Number of Possible Inputs
In most cases, AI is used where the number of possible inputs is extremely big or practically infinite. For example, in a system used to determine if a given picture is a penguin, the possible inputs are ‘any picture’ by definition
Practically, it’s not important to understand how many possible inputs there are. And obviously, you can’t test all of them. What is required is to determine a solid testing data strategy.
Testing for Number of Inputs
There are few factors that can help reduce the number of test inputs.
The Inputs You Are Interested in Testing
Previously, we discussed multi-layer NN. If, for example, your system is relying on a computer vision (CV) component to identify objects (for example, a system which returns a list of animals in a given picture), you don’t really need to test that component too much or too often. And it can significantly reduce the list of inputs to “list of animals.”
A sanity test for this will be to ask the developers what their code is doing — not the OEM code, but their code. If their code is starting with inputs which can be an animal name, this is your focus, not “any image.”

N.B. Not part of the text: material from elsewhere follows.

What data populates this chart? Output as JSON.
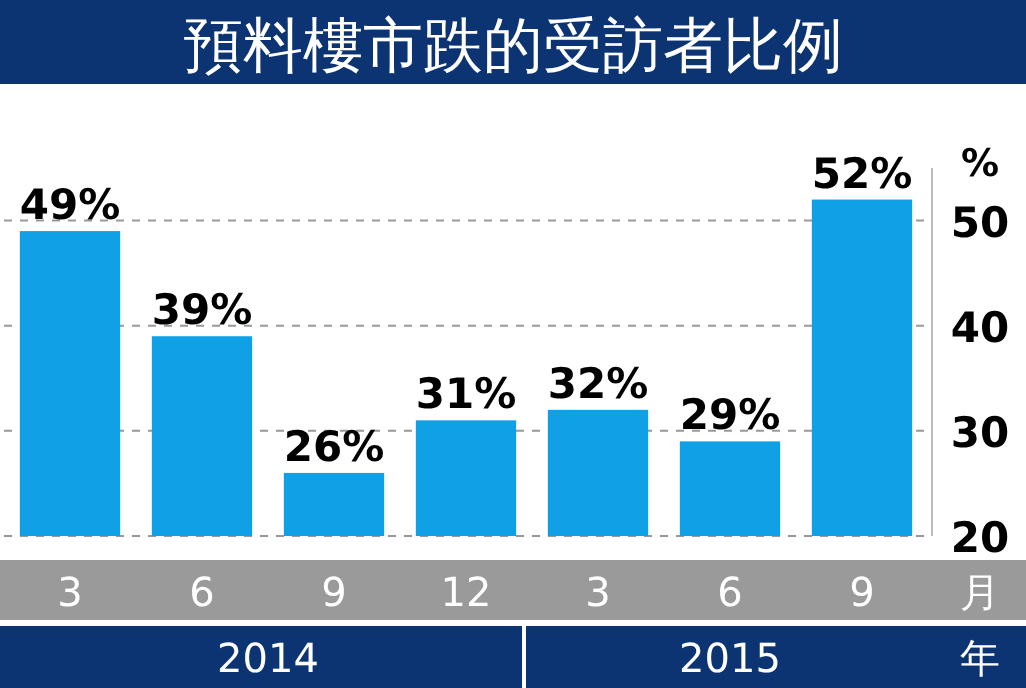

NN is created in such a way that they group themselves based on the input’s low-level values. This might be too complicated to explain, but if we are searching for penguins, a possible grouping might be “not animals,” “other animals,” or “penguins.” Staying focused on context, if your system should detect penguins, there is little difference between a “chair” and a “table,” meaning, there’s no point in testing all furniture.
Other groupings could be lighting conditions, size, position, colors, etc.
NN tends to be sensitive to slight changes in the inputs. If you are sensitive to those types of testing (i.e. mainly autonomous systems), add some tests which loop through a certain parameter. For example, the same image, but with different lighting conditions.
This is also helpful for non-CV, non-audio inputs. For example, if an NN parameter is an age, try to give vectors of dates with a frequency of a single day.
Trick the System
Part of your “false checking” should include noise-level testing, which includes positive inputs with an added level of noise, such as image noise, audio noise, etc.
While AI testing seems like it can’t be automated, that’s not true. Most testing can be automated if given objective measurements.
- If you have a set of known inputs and have a set of known outputs (even if those are ranges of numbers), it can be automated.
- If you are sitting in front of the system and thinking about how to fail the system, you are doing something wrong.
- If you did it once, it can be added to known inputs and outputs.
- AI is not considered heavy on processing. While there are many possible inputs, the AI is extremely optimized and usually a AI decision should take very little time (in many cases, measured in msec. or less).
- If testing is taking too much time, you might delay the CI cycle, so consider daily and weekly cycles. However, make this decision ONLY if you are suffering from poor performance, not before. As said, AI processing is usually very fast.